Dès
la réouverture de la chapelle de la Garde au culte en 1807, la ferveur
populaire réclame une nouvelle effigie d’argent pour remplacer la Vierge à
l’ostensoir, fondue sous la Révolution. Ce vœu devient possible grâce au don de 3 000 francs de la
duchesse d’Angoulême – Marie-Thérèse de France, fille de Louis XVI et de Marie-Antoinette
– venue en pèlerinage le 15 mai 1823. Au demeurant, cette munificence suscite
d’autres donations – notamment de la part du baron Maxence de Damas, ministre
de la Guerre, et de la Chambre de commerce – qui permettent, enfin, de passer
commande.
Pour
autant, la Provence ne compte, à cette époque, aucun statuaire renommé. Les administrateurs
du sanctuaire s’adressent alors à Rome mais les figures soumises, à l’attitude
baroque et aux riches vêtements, ne répondent pas à leur attente :
« Marseille souhaitait une statue qui réunit à la candeur virginale et à
l’expression de le Bonne Mère, des formes décentes, gracieuses et
régulières » (notice sur la statue d’argent, citée par Arnaud d’Agnel,
1923, p.115). Les commanditaires consultent finalement le comte Auguste de
Forbin, directeur général des musées royaux : celui-ci conseille de
choisir deux artistes distincts, un statuaire et un orfèvre, puis recommande Jean-Pierre
Cortot (1787-1843).
Ce
grand prix de Rome de sculpture est au faîte de sa gloire : il est membre
de l’Institut depuis 1825 et nommé professeur à l’École royale des beaux-arts
en 1826. Il s’investit avec ardeur dans le projet, n’hésitant pas à détruire
deux essais insatisfaisants.
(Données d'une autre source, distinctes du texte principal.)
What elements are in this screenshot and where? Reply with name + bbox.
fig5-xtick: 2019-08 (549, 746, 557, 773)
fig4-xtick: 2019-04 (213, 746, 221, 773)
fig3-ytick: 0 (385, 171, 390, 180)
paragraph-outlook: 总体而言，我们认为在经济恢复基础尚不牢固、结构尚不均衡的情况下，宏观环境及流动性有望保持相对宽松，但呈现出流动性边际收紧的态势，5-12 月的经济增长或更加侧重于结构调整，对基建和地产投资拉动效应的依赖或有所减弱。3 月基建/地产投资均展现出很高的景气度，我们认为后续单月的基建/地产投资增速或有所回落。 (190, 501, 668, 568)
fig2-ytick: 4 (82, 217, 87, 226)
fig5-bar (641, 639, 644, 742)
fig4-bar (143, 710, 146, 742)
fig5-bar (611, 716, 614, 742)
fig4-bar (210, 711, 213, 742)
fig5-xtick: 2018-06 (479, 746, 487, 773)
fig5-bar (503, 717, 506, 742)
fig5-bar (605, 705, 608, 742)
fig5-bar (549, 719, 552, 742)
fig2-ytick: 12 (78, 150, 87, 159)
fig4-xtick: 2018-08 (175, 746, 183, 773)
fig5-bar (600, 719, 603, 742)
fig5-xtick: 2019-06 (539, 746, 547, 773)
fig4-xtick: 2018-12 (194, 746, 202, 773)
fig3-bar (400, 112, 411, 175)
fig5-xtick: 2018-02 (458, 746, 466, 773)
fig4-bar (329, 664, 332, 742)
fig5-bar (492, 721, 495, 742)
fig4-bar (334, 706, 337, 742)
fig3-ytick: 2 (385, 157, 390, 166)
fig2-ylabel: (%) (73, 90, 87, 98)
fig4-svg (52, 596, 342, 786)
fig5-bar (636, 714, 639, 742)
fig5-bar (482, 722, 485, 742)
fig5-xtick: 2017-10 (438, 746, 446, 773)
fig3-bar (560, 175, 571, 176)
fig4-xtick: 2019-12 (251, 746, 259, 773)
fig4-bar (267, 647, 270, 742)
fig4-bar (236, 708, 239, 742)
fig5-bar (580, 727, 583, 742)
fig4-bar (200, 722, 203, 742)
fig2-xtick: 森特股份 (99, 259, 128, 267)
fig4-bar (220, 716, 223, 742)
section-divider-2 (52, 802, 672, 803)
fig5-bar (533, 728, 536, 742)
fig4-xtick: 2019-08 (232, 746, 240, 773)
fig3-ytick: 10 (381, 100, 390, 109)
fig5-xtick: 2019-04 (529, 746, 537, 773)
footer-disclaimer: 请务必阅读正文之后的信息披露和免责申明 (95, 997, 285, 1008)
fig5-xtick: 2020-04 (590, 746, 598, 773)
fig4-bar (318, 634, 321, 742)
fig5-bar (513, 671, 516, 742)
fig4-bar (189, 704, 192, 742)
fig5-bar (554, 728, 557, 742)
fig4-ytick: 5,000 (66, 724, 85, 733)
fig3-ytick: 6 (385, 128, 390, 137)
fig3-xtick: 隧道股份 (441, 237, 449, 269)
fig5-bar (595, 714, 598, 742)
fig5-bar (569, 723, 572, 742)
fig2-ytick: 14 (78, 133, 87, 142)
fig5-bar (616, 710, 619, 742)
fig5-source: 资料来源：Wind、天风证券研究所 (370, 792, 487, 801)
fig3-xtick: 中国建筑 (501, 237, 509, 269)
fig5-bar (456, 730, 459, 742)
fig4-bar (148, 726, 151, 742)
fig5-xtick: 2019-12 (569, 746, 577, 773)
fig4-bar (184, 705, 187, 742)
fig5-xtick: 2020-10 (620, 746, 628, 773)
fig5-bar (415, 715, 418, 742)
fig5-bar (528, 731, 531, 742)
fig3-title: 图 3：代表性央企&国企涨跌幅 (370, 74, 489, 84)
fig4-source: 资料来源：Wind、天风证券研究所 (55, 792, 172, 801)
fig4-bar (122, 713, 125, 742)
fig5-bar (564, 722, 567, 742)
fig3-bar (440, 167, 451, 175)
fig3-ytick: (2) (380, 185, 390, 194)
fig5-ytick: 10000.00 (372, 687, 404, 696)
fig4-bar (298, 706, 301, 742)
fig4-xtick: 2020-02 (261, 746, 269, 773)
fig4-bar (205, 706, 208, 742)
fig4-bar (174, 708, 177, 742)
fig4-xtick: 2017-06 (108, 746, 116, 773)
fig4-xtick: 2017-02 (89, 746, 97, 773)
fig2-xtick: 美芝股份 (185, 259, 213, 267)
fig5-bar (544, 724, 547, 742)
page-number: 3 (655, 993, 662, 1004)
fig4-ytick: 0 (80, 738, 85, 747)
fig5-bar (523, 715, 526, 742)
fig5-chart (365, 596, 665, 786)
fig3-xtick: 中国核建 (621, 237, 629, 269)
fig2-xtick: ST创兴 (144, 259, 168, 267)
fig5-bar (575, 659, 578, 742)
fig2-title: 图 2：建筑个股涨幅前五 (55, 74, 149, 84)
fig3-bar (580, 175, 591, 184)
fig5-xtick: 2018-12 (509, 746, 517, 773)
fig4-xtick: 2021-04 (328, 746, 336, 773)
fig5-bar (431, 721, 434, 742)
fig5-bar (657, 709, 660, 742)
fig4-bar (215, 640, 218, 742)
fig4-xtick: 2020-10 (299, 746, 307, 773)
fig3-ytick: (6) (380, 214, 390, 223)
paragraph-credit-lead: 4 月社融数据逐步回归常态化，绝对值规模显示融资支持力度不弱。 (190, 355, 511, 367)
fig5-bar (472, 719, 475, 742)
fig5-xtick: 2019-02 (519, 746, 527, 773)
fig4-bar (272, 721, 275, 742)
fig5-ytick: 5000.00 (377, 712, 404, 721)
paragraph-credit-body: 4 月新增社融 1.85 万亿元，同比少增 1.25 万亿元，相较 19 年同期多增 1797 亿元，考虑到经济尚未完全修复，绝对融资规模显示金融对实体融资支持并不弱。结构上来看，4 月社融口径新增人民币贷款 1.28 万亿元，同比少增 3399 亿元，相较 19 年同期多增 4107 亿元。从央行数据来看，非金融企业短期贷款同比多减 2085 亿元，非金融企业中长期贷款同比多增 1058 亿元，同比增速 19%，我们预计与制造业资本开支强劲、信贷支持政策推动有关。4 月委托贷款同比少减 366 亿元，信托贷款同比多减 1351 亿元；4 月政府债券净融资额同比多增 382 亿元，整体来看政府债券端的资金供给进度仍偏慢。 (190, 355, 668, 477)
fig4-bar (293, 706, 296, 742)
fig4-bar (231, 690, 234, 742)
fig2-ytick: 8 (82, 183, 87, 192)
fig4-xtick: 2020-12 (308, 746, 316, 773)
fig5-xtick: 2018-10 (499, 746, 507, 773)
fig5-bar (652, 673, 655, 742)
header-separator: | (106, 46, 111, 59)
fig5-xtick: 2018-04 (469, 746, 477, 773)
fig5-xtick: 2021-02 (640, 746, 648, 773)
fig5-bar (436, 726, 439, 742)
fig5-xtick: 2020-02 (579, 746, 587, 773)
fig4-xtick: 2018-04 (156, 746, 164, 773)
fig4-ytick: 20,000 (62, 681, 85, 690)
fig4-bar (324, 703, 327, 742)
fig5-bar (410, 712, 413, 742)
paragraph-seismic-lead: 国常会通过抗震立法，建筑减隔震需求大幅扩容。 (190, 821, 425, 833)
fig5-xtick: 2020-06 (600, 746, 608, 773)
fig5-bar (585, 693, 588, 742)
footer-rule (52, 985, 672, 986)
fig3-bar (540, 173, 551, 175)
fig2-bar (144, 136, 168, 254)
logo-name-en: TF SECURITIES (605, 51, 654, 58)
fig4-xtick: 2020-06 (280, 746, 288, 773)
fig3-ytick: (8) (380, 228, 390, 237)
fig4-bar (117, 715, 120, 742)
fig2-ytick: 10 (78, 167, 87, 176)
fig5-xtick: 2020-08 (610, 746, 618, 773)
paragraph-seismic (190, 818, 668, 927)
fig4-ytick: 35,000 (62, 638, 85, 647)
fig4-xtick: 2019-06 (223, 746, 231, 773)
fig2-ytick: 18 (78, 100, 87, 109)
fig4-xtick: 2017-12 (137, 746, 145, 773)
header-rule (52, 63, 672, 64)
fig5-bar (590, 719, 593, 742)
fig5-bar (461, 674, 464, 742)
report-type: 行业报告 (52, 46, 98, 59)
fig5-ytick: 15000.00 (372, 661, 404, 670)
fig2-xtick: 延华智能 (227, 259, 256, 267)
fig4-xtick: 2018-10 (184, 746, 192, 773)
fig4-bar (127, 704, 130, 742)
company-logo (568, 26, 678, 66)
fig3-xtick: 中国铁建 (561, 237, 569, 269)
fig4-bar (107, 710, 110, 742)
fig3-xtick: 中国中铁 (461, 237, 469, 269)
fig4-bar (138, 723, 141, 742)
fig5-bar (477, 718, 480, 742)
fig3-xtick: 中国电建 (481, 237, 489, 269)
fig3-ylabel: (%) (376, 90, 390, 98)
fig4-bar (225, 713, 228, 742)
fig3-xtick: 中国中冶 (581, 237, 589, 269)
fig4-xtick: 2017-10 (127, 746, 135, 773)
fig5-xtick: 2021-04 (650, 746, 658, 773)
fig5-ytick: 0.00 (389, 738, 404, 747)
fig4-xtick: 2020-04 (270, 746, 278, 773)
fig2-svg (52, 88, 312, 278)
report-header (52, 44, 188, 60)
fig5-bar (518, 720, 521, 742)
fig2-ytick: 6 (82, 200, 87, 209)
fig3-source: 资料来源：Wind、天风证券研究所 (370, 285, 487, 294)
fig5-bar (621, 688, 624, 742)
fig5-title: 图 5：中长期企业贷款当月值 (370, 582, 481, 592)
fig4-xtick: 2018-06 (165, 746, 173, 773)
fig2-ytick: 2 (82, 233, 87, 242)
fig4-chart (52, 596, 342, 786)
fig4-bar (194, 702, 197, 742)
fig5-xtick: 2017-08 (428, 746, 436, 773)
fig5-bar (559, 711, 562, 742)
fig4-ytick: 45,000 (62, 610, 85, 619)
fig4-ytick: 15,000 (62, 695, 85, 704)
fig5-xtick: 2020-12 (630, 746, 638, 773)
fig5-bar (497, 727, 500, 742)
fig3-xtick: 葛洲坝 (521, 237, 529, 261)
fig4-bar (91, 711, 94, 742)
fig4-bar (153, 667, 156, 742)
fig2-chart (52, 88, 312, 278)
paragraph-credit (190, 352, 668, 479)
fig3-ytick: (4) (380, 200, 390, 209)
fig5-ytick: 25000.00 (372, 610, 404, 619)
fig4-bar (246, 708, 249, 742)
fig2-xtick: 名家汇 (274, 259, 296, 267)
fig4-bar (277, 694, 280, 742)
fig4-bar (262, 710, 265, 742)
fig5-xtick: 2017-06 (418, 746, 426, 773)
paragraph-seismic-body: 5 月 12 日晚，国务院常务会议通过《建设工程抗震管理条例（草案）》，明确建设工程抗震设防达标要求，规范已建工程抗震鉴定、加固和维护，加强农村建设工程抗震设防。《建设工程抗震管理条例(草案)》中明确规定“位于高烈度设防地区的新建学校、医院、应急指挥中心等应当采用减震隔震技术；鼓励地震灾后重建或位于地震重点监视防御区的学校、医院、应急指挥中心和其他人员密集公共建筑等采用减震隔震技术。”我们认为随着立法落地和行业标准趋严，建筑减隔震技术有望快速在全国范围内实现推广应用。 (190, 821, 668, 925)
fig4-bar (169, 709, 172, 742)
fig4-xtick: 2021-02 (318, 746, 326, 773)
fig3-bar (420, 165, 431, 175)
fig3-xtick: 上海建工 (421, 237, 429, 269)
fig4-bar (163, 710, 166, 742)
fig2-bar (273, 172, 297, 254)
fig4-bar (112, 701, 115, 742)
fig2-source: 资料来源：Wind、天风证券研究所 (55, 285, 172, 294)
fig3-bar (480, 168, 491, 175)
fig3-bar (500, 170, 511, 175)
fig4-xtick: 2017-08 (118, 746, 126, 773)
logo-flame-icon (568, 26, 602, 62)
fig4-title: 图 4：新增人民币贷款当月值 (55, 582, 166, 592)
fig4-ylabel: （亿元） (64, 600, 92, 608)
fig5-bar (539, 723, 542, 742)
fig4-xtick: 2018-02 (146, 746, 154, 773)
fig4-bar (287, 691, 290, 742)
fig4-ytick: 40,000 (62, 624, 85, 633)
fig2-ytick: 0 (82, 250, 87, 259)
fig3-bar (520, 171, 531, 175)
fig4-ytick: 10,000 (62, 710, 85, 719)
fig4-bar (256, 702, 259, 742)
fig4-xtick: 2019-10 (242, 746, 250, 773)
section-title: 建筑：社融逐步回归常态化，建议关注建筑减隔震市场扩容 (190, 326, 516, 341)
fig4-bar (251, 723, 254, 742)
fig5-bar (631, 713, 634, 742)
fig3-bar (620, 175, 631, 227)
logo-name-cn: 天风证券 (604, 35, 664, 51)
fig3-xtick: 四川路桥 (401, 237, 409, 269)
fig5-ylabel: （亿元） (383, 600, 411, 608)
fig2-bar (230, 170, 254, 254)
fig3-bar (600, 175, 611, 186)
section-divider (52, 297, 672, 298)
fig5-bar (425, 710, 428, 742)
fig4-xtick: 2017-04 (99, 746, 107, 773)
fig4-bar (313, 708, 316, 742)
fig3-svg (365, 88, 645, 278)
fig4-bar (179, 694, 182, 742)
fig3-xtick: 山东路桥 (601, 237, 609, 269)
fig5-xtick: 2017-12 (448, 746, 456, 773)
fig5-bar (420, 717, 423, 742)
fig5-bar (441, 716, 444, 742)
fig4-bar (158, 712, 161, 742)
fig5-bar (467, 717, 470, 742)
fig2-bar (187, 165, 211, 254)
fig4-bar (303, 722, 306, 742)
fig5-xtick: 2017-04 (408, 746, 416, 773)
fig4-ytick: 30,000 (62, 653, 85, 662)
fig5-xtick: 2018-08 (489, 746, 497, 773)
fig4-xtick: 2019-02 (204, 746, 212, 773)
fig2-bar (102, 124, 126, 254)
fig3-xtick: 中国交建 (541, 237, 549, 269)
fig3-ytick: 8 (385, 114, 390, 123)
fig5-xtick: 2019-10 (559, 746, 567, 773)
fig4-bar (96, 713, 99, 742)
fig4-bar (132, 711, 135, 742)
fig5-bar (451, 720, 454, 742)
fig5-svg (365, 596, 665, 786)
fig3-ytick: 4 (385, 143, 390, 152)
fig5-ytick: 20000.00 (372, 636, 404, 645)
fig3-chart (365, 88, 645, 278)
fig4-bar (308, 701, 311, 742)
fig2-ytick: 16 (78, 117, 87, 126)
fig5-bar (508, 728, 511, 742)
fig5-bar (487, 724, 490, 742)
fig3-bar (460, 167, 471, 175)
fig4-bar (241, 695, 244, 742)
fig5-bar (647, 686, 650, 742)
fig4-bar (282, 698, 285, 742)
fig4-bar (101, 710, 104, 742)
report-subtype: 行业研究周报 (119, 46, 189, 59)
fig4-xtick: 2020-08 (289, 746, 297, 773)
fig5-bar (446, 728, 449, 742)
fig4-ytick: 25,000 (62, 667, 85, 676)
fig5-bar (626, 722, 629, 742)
Le troisième est le bon ! Au Salon de 1827,
sous le n°1077, il expose « La Vierge et l’Enfant Jésus, groupe fondu en
argent pour l’église de Notre-Dame de la Garde, à Marseille. » Le libellé
du catalogue est néanmoins trompeur : il s’agit, en fait, du modèle en
plâtre.
Plus
grande que nature, l’œuvre doit être placée en surplomb : le Sauveur se penche
ainsi vers le fidèle et ouvre les bras dans un geste d’accueil tandis que
Marie, les yeux baissés, médite sur le mystère de la Rédemption. La sculpture
est aujourd’hui polychromée ; or les critiques du Salon n’en font pas état.
Cette coloration date probablement de l’époque où le plâtre est déposé dans la
maison des Oblats de Marie-Immaculée, congrégation fondée par Mgr Eugène de
Mazenod dont les membres sont les aumôniers de Notre-Dame de la Garde.
Après
son exposition, le modèle de Cortot est confié à Charles Crozatier (1795-1855),
un bronzier d’art et fondeur installé à Paris. Cependant, le coulage en argent
d’une pièce aussi grande s’avère des plus complexes : le métal refroidit
avant d’emplir tous les interstices du moule. La solution serait d’élargir les
espaces pour permettre au matériau de couler plus vite, mais cela impliquerait un
poids d’argent colossal et un coût exorbitant. Les différentes tentatives se
soldent donc par des échecs et Crozatier finit par renoncer.